Can California choose how pigs are raised in Iowa or Ohio? Should California state agents be able to fly across the country and inspect farms, demand reams of paper records, and hassle people who are not California citizens? The Taxpayer Defense Center has weighed in to say “no” in a case the U.S. Supreme Court will consider next Term.
National Pork Producers Council v. Ross is a challenge to a California law prohibiting the sale of pork unless the pigs—99.87% of which come from outside the state—are raised in a way consistent with California’s restrictive animal-rights standards.
This isn’t the first time California has tried to nationalize its policy preferences. California has had cases brought against it in a variety of contexts, from laws governing subjects from foie gras to low-carbon fuel, for example, but the Supreme Court had passed on those cases. This time, the Supreme Court has agreed to hear the case and decide what happens to pork production standards.

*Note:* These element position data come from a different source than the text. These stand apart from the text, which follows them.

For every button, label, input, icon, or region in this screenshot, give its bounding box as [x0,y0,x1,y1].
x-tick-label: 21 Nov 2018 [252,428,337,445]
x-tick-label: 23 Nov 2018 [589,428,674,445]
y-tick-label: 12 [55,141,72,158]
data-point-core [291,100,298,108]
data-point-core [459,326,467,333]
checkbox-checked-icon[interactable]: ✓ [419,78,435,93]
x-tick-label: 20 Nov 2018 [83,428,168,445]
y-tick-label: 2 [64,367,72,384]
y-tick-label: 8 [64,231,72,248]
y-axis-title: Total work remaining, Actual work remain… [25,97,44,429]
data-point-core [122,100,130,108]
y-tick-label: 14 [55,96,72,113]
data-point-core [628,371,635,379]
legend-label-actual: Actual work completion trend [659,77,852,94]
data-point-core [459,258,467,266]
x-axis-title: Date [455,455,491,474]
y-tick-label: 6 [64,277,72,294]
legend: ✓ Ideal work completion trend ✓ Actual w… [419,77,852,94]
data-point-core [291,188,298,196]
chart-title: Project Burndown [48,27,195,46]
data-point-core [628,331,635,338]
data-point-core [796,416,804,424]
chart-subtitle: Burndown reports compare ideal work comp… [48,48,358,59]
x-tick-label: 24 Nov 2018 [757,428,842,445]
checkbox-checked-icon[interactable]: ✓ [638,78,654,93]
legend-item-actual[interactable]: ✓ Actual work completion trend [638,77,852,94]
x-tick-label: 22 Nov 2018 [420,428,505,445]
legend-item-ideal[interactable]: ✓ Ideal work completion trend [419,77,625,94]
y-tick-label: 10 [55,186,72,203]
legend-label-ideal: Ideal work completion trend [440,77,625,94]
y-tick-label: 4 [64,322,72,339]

The Dormant Commerce Clause refers to the prohibition, implicit in the Commerce Clause, against states legislating in a way that discriminates against or excessively burdens interstate commerce. The Constitution’s Commerce Clause is a grant of power to Congress to regulate interstate and foreign commerce, and some of the current justices on the Supreme Court have expressed concern that the Dormant Commerce Clause does not have a basis in the original meaning of the Constitution.
In our amicus curiae (“friend of the court”) brief, NTUF argues the very purpose of the Founders in shedding the Articles of Confederation and writing the Constitution instead was to protect interstate commerce, and that the Dormant Commerce Clause is within the original understanding of the Constitution. A state trying to reach beyond its borders to regulate interstate trade was a real problem at the founding, as reflected in James Madison’s Journal covering the Constitutional Convention and the Federalist Papers defense of the federal Constitution. Multiple provisions of the Constitution protect interstate commerce, but the Commerce Clause is the broadest bulwark now available.
The Dormant Commerce Clause, applied early in our history under the Marshall Court, exists to resolve cases and controversies on state regulation of interstate commerce where Congress has not expressly legislated. To avoid the Dormant Commerce Clause is to leave unresolved serious cases reaching the core of why the Founders drafted the Constitution. One of the leading Dormant Commerce Clause cases, Pike v. Bruce Church, provides a narrow, as-applied framework for resolving cases. It grants relief where needed, without the Supreme Court legislating from the bench.
In our brief, we encourage the Court to use Pike to resolve the Pork Producers challenge and conclude that California went too far in seeking to appoint itself as regulator of the treatment of pigs in other states. The Supreme Court will hear oral arguments in the case on October 11, 2022.